Nicht nur für das Räumen von Häusern, auch für den Streifendienst braucht die Polizei Nachwuchs. - © apa/Hans Punz
Nicht nur für das Räumen von Häusern, auch für den Streifendienst braucht die Polizei Nachwuchs. - © apa/Hans Punz

Wien. Diese Post wird die Betroffenen gar nicht freuen. Bis zu rund 250 Bewerber für den Polizeidienst, die einen Teil der Aufnahmeprüfung schon positiv absolviert haben, müssen sich erneut dem Test stellen. Grund dafür ist, dass die Prüfung und vor allem das Punktesystem seit Jahresbeginn geändert wurden. Das Innenministerium bestätigte der "Wiener Zeitung", dass Kandidaten schon abgelegte Teile der Prüfung wegen der Umstellung nochmals machen müssen. "Das finde ich hirnrissig", beklagt der Vizechef der Polizeigewerkschaft, Hermann Greylinger, von der Fraktion der SPÖ-Gewerkschafter.

Das neue Aufnahmeverfahren soll eigentlich eine Beschleunigung der Entscheidung, ob jemand für den Polizeidienst geeignet ist, bringen. Jetzt dürfte die Wiederholung eines Teils des Aufnahmetests bundesweit mehr als 200 Anwärter treffen. Allein die Hälfte davon, rund 120, kommen aus Wien, wo es im Vorjahr ein knappes Drittel aller Bewerber österreichweit gegeben hat.

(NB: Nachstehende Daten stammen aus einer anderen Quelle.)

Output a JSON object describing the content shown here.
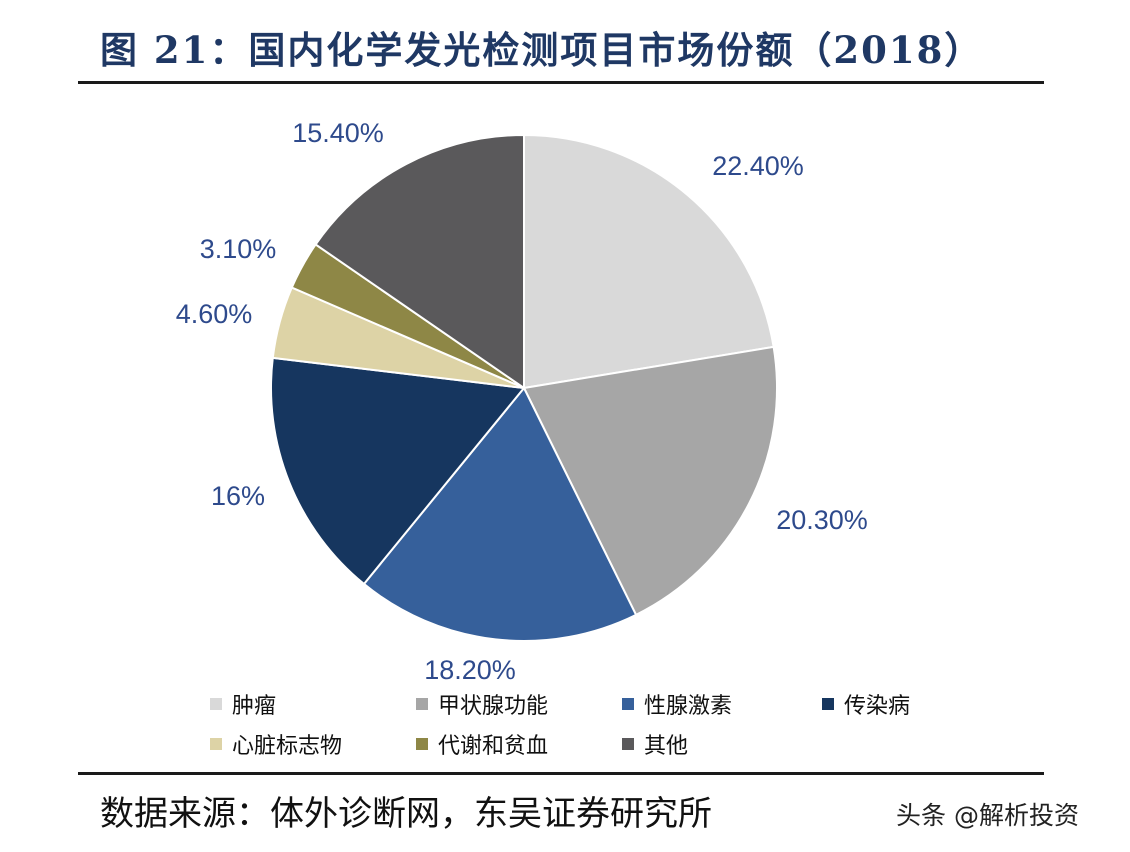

Innenminister Herbert Kickl (FPÖ) sucht verstärkt nach Nachwuchs für die Polizei. Nach einer Werbekampagne im Vorjahr, bei der auch mit Sportstars und bei Großveranstaltungen geworben wurde, läuft inzwischen eine neue Kampagne, um Bewerber für den Streifendienst anzuheuern.

Informationen an betroffene Polizeianwärter ausgeschickt

Diese Aktivitäten fallen jetzt mit der seit längerem geplanten Umstellung des Aufnahmeverfahrens zusammen. Ein Teil jener Bewerber, die Teile des Aufnahmeverfahrens schon geschafft haben, etwa den theoretischen Test, werden jetzt schriftlich eingeladen, sich nochmals zu bewerben beziehungsweise schon bestandene Teile der Aufnahmeprüfung ein weiteres Mal zu absolvieren.

Im Innenministerium wird diese Vorgangsweise damit begründet, dass die Bewerbungsverfahren "alt" und "neu" "absolut nicht miteinander vergleichbar" seien. Nicht nur die Testung verlaufe anders, auch das Punktesystem sei "völlig neu konzipiert" worden. Daher erfolge der Wechsel mit 1. Jänner 2019 auf das System "neu", sodass im März dieses Jahres die Letzten aus dem Bewerbungsverfahren "alt" in die Polizeigrundausbildung einberufen werden. Ab diesem Zeitpunkt würden dann nur mehr jene Bewerberinnen und Bewerber einberufen, die das Auswahlverfahren "neu" absolviert haben.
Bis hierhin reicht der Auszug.